Wednesday, March 31, 2010

Are you the friend you want to have?

Bonjour Amis,


This letter came in my Spam box this morning... (I check it every once in a while.... just in case). I really liked what it had to say about friends and wanted to share it with you my friends. 
 I checked out the web site as well and it's official and not a fake one. It's for woman's life coaching. 


Enjoy the read,
Mary.... (aka Anuschka)


Are You the Friend You Want You Have? 

The Life Coaching Letter #60The Integrated Woman 

March 31, 2010 

"Life is nothing without friendship." That’s what Cicero said many years ago, and I whole-heartedly agree. I don’t know where I’d be if not for my friends over the years. Friendship is one of life’s greatest treasures; and I often wonder if we pause long enough to think about this area of our lives. 

Friendships come in all shapes and sizes -- some last a lifetime and others just a season. There are social friendships -- supportive and enjoyable, but not deep. There are friends we’ve known since first grade, and others who are brand new, but make us feel like we’ve known them all of our lives. 

There are what I call "situational" friendships... people with whom we share life circumstances -- like moms in a play group, or colleagues, or classmates. And there are precious "kindred spirits" -- those who, no matter how much time or water under the bridge or distance, you can start right where you left off and always feel understood. 

Every kind of friendship is valuable, but certain things will strengthen and build it, while other things will cause it to weaken or even break. 

What kind of a friend are you? Do you do most of the giving or most of the taking? Do you keep in touch and take responsibility for regular communication and planning get-togethers? Do you let your friends know how much they mean to you? Are you the kind of friend you’d want to have? 

There are a few key elements to meaningful, lasting friendship... 

Trust is the first biggie. You have to be able to trust a friend -- at least to the degree you wish to relate. In other words, you don’t have to tell every friend your deepest, darkest secrets, but you should be able to trust the person with whatever you do share. 

Likewise, you must be trustworthy yourself. Which means keeping your friend’s confidences, protecting her reputation, being reliable. 

Communication is also key. Particularly in female friendships. (And let’s face it, male friendships do tend to be different.) Communication, first of all, means staying in touch -- calling, emailing, writing, spending time together. If one person is doing most or all of the work, resentment and hurt feelings can build. 

Sometimes we get into patterns where we’re used to playing a predictable role, but friendships must grow and change if they’re going to be satisfying. We should examine the habits we have with our friends and decide if we want to start showing up a little differently. 

Another part of communication is being a good listener, not just a talker. Naturally, our friends provide us shoulders to cry on and ears for venting, but if we’re always verbally dumping our stuff without being available in return, we’re just using people instead of engaging in mutually beneficial relationships. 

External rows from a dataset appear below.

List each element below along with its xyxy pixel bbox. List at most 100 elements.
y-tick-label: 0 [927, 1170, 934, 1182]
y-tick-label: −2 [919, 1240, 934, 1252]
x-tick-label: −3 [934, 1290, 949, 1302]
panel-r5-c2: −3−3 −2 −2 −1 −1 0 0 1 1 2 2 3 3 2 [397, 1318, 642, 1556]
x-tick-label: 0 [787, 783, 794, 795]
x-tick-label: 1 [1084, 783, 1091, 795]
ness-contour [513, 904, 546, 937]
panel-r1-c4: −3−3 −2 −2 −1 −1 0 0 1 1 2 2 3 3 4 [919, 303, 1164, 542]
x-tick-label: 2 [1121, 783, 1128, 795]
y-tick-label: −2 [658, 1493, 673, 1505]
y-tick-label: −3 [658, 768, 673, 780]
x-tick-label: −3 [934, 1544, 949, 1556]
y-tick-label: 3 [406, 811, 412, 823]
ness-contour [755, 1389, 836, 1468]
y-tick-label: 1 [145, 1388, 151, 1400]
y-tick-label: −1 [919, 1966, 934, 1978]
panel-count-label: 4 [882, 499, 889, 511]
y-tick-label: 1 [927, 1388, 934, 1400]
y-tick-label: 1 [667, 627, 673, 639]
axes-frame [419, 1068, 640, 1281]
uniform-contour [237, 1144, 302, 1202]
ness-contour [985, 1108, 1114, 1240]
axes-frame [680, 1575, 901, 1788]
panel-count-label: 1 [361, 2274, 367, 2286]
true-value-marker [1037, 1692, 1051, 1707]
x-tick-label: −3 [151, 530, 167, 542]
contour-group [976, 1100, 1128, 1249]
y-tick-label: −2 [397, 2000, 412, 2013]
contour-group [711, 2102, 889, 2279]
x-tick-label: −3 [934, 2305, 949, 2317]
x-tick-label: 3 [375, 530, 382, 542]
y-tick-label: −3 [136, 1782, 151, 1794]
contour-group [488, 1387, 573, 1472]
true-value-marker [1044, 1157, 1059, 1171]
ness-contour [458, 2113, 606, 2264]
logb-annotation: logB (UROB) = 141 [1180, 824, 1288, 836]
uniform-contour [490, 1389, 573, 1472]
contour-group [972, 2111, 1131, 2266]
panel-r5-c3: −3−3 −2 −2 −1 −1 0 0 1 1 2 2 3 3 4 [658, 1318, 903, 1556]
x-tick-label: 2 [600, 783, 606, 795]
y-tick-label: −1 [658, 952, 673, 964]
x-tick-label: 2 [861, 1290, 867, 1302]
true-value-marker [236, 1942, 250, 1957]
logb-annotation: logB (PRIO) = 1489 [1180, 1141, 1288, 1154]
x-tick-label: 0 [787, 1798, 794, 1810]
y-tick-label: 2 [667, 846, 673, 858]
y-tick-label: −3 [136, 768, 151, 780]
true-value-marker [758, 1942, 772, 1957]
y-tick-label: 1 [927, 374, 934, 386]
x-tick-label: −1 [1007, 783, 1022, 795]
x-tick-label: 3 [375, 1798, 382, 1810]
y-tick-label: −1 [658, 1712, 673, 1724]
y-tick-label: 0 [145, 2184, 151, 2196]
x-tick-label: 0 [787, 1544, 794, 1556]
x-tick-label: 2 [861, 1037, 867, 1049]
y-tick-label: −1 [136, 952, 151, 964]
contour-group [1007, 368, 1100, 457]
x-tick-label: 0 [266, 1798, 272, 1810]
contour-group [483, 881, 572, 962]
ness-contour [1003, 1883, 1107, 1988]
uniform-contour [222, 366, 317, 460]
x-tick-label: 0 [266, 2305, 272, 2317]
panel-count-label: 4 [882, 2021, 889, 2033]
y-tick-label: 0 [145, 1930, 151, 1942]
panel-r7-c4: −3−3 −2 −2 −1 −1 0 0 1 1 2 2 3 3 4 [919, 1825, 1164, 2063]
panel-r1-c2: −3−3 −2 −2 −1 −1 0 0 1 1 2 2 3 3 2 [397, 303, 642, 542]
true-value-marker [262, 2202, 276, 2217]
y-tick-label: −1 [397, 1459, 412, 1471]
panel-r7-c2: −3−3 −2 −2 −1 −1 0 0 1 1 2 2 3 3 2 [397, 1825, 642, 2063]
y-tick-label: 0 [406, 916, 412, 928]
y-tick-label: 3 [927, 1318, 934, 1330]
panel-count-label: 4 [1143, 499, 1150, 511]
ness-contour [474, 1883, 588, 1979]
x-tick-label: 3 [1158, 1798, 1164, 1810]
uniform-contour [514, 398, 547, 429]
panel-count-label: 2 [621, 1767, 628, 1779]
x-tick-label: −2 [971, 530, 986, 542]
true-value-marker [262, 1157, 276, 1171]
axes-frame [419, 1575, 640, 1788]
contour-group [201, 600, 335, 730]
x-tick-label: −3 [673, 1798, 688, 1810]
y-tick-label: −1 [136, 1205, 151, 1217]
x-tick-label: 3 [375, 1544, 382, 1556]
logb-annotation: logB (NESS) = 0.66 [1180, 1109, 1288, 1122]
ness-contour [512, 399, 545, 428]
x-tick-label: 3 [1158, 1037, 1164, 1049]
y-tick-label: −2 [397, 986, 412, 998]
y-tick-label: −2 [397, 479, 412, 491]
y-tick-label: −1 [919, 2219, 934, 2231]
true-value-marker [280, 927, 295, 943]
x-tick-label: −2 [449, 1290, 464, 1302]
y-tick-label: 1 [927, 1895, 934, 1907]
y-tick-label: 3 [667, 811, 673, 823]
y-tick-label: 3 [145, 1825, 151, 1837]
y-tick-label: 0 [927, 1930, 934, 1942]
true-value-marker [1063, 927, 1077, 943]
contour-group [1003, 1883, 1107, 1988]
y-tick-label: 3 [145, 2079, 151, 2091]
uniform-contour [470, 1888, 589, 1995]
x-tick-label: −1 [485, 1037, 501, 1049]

A third key element in any true friendship is compassion. All of us fight battles at times and we need friends who can be kind when life is cruel, who will be there for us when others leave, who will remind us of who we are and hold out hope when we’ve lost our way. 

There are many important aspects to friendship, but let’s now turn our attention for a moment to a few things that will weaken and destroy it... 

Jealousy and envy are high on the list. True friends rejoice in each others’ talents, successes, and strengths -- and they take no delight in each others’ faults and failures. If you find yourself jealous or envious of a friend, one way to deal with it is to simply ‘fess up. Being open about it can dissipate the thoughts and feelings and bring you closer together. 

Related to this is another harmful habit -- making comparisons. The beauty of friendship is that you share things in common, but you’re also wonderfully unique. When you compare yourself to a friend -- whether it’s in appearance, possessions, successes, whatever -- you step outside the bond you share and allow your insecurities to place a wedge. One way to handle this is to make your friend an ally in building up your confidence. If someone is consistently bringing you down or uninterested in your well-bring, it’s probably time to let that person go. 

Lack of mutuality is another obstacle. Friendships can go through seasons... when one person gives more than another. But generally speaking, it is by nature, mutual. Both people give and take. Both talk and listen. Both take responsibility for growth and change in the relationship. 

And what about all the tough stuff? There are certainly many challenges we can face: When a friend marries or has a baby and all but disappears; or you wake up and realize you’ve changed and no longer enjoy a friend the way you did; or you’re doing most of the work in a friendship and don’t know how to change it; or someone you considered close moves away and never calls or emails; or a friend betrays your trust... the list goes on. 

Dealing with these issues requires another e-letter, so I’ll be sure to do that soon. 

In the meantime, while Spring seems to be hiding its face here in the mid-Atlantic, I encourage you to be grateful for your friends, to express what they mean to you, and to examine how you can be the friend you would want to have.